Favorite Reads of 2024

Favorite reading in 2024

In 2024, I set out to start writing. The one piece of advice that shows up in almost every writing guide is to start reading. Steven King, in his essential ‘On Writing’, noted that his annual reading/listening list tops 70 books a year. I managed to read or listen to 54 books in 2024. Here are my favorites…

Fiction:

  1. Demon Copperhead - Barbara Kingsolver - Kingsolver has a stellar reputation, and won the Pulitzer for this. So of course I had high expectations. And they were blown away. She nails poverty and social stratification using an amazing central character coming of age in Appalachia. This is the true hillbilly elegy.  Incredibly sharp and insightful, with more than enough humorous observations from the main character to keep such a sad story moving. I grew up sandwiched between Appalachia and the rust belt. Everything rings true in this story. You root for her protagonist, Demon, the whole time. I wanted it to end well for him, and I didn’t want it to end.

  2. True Grit - Charles Portis - If you’ve seen the Coen Brothers excellent film adaptation, knowing their work, you might think that the adventurous plat, strong female lead, and whip-smart dialog is the Coen brother’s creation. And you’d be wrong. Everything great about that story is in the book, now over 50 years old. Portis gives a masterclass in the power of first-person perspective.

  3. Julia - Sandra Newman - A retelling of the dystopian classic, 1984, from Julia’s point-of-view. Whereas Winston, the protagonist of the original, is a beat-down loser who soaks the reader in his grim grey of 1984’s world, Julia adds a warmth and enough humanity to serve as a deeper foil for what society has lost in 1984’s awful future.
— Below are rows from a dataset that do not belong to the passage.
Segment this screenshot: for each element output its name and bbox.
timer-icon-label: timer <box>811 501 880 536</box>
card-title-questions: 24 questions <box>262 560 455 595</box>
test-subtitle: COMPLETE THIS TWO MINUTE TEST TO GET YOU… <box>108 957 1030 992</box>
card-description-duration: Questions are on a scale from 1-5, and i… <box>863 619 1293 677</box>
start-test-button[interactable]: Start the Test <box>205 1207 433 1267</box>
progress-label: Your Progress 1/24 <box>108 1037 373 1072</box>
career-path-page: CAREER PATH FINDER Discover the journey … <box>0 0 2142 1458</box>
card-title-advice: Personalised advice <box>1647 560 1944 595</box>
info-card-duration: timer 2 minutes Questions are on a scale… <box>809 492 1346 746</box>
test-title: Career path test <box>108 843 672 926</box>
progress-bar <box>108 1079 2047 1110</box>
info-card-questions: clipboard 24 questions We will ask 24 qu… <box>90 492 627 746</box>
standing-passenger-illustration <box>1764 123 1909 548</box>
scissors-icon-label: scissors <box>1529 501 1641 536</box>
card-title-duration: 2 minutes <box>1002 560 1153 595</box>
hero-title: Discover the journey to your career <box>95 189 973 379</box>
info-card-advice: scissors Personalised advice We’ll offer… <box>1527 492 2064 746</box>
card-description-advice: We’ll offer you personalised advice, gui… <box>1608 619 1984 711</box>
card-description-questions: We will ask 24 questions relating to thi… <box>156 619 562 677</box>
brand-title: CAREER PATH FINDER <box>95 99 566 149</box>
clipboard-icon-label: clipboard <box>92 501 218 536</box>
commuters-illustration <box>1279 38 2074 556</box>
  4. Fortress of Solitude - Jonathan Lethem - I’m fascinated by coming-of-age stories. Especially where the protagonist is an unlikely hero attempting to sort their way through an environment stacked against them. Bonus points for the Brooklyn 1970s setting, which Lethem paints with cracked pavement broken glass clarity.
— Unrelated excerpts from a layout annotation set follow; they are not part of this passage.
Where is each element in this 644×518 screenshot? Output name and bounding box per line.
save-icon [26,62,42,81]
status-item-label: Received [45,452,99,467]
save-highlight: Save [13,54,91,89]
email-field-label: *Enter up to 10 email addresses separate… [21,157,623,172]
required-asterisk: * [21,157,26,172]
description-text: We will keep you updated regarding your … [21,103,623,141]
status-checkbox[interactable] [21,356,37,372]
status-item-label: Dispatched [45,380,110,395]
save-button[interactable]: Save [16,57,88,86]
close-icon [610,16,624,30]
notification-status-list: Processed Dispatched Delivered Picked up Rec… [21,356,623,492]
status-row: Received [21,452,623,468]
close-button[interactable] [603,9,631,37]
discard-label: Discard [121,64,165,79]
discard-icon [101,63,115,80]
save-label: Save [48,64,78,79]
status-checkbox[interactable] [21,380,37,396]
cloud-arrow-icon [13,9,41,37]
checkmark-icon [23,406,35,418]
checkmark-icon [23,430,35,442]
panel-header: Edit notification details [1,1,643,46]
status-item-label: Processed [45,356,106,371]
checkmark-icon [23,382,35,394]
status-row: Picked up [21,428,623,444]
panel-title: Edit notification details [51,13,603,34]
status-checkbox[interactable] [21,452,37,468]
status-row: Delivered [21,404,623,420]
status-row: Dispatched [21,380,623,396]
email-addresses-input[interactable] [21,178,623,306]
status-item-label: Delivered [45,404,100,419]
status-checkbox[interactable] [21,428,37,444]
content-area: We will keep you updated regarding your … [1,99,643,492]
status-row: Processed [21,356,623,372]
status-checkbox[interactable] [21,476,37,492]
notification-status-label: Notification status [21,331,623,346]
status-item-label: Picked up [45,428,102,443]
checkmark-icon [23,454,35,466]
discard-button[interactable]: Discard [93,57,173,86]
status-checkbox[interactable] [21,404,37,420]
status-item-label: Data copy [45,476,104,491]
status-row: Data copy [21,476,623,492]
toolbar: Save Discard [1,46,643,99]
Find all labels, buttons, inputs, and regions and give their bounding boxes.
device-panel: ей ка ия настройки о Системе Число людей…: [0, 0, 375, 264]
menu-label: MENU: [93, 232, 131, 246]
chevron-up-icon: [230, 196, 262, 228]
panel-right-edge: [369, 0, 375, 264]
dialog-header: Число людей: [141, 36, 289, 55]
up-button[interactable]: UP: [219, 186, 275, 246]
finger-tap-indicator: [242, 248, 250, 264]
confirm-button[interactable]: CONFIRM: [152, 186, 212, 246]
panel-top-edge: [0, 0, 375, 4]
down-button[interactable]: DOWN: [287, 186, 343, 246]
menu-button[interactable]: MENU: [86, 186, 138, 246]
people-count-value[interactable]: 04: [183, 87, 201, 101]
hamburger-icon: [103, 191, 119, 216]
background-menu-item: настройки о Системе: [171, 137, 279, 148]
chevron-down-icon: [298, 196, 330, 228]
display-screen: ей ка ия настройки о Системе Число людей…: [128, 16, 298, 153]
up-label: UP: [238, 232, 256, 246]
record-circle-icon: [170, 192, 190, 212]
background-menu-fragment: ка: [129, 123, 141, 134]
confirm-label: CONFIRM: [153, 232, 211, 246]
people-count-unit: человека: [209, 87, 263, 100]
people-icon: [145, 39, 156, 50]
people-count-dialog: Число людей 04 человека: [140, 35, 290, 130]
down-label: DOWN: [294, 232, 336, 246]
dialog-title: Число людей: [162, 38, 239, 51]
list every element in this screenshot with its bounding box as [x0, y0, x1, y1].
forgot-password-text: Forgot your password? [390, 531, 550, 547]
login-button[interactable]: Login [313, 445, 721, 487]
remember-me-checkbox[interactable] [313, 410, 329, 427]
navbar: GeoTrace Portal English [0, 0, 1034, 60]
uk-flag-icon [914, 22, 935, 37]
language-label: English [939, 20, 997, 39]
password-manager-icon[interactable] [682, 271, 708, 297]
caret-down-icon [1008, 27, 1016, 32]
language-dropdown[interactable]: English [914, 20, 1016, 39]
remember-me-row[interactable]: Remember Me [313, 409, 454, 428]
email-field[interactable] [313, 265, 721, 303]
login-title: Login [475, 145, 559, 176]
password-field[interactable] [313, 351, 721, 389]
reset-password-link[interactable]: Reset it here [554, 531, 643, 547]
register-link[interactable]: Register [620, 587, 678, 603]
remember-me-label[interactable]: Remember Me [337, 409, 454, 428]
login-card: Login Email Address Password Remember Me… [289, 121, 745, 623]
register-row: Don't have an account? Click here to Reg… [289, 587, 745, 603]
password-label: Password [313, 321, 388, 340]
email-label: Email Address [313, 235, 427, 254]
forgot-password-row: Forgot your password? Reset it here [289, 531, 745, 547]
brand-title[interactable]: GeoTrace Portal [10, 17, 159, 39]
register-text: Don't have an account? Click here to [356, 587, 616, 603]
  5. Tomorrow and Tomorrow and Tomorrow - Gabrielle Zevin - This book was everywhere in 2024, including a top spot on Library checkouts across the US. A captivating and somewhat unconventional relationship story (it’s complicated) across decades as lifelong friends lose then find each other, then make wildly popular video games, then lose, then find each other. I heard Zevin speak in Minneapolis and she was as touching and authentic and interesting as this story.

Honorable Mention:

  • Victor LaValle - I read two novels, and two graphic novels by LaValle in 2024. The Changeling would likely be my ‘number 6’, and I loved Lone Women as well. Fantastical and witty. The Changeling had my favorite opening chapter of the year, and overlaps with New York locations that fascinate me and serve as backdrop for my own stories.
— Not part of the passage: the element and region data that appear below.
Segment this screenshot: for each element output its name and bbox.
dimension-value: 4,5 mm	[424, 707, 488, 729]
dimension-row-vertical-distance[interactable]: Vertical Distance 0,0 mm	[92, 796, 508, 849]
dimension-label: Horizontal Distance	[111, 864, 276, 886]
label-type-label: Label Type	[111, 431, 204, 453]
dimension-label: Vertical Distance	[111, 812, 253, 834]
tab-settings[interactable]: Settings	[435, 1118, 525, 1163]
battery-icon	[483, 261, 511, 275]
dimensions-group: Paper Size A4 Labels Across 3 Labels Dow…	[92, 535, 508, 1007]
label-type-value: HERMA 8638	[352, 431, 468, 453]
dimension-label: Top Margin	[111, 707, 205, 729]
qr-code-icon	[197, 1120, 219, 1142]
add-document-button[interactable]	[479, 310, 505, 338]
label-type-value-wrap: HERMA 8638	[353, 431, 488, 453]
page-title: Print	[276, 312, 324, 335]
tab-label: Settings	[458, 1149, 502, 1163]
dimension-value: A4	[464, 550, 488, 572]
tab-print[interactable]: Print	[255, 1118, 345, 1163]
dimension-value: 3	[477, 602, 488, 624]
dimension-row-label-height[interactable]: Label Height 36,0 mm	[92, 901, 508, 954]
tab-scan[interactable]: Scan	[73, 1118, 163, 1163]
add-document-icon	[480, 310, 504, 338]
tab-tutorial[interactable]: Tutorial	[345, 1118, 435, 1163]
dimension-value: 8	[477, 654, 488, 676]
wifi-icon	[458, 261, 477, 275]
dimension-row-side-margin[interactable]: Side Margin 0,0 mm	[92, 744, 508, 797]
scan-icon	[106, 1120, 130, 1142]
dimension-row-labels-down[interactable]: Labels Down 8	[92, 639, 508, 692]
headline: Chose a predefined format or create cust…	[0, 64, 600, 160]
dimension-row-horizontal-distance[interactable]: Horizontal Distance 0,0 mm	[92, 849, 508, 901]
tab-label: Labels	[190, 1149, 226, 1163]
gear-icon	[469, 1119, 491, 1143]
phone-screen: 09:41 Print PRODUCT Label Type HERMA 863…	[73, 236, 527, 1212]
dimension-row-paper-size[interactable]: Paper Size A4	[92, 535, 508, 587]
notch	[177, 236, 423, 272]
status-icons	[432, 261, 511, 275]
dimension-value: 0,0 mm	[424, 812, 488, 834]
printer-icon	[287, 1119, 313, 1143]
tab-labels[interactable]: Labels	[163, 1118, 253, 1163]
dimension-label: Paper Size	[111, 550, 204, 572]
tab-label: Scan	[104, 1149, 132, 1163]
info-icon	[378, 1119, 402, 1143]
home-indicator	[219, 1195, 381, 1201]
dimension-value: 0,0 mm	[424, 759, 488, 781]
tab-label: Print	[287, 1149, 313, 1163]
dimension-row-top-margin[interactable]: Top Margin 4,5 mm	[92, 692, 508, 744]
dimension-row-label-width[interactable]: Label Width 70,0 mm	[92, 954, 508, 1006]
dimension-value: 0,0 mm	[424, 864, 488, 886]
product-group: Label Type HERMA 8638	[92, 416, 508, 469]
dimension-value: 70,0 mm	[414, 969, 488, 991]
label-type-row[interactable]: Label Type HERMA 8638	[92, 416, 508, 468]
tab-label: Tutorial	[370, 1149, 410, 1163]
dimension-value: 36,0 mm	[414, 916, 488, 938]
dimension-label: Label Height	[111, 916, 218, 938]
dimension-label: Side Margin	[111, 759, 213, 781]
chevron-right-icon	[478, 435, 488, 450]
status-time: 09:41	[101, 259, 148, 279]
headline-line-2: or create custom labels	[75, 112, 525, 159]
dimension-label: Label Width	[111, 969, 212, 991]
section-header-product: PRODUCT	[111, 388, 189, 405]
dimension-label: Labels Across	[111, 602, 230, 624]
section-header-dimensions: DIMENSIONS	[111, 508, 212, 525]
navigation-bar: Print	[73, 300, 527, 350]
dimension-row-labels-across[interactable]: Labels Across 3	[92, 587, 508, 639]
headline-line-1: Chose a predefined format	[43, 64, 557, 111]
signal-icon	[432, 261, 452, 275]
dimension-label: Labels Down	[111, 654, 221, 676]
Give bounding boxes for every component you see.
  • Martha Wells and the Murderbot Diaries - a delightfully funny sci-fi series blending a mysterious backstory, the best of space sci-fi tropes, and a robot that has had enough of humanity’s bullshit and just wants to be left alone to watch TV. My only problem with these novellas is they are so short, yet full priced and popular on the library waitlist.

Favorite Graphic Novel:

The Treasure of the Black Swan - Roca and Corral - A thrilling story of the politics surrounding the discovery of a priceless shipwreck. Gripping, wonderfully illustrated, and all true. A great example of what can be achieved in this medium.

Non-Fiction:

  1. The Wager - David Grann - Read in a single day, couldn’t put it down. The crazy, true story of an early 1700’s shipwreck at the southern tip of South America, and how not one, but THREE parties from the wreck eventually make it back to the UK.

  2. Amusing Ourselves to Death - Postman - written in 1985 - a fascinating indictment of media’s rot on our brains, and this predates social media! A great explanation for the mess we’re in politically and culturally.

  3. The Pidgeon Tunnel - John Le Carre - a memoir and fascinating look inside the writing inspiration for the greatest spy novelist of all time. My favorite author.

What did you enjoy reading this past year? Or are you excited to read soon? Any must-reads for my shelf in 2025?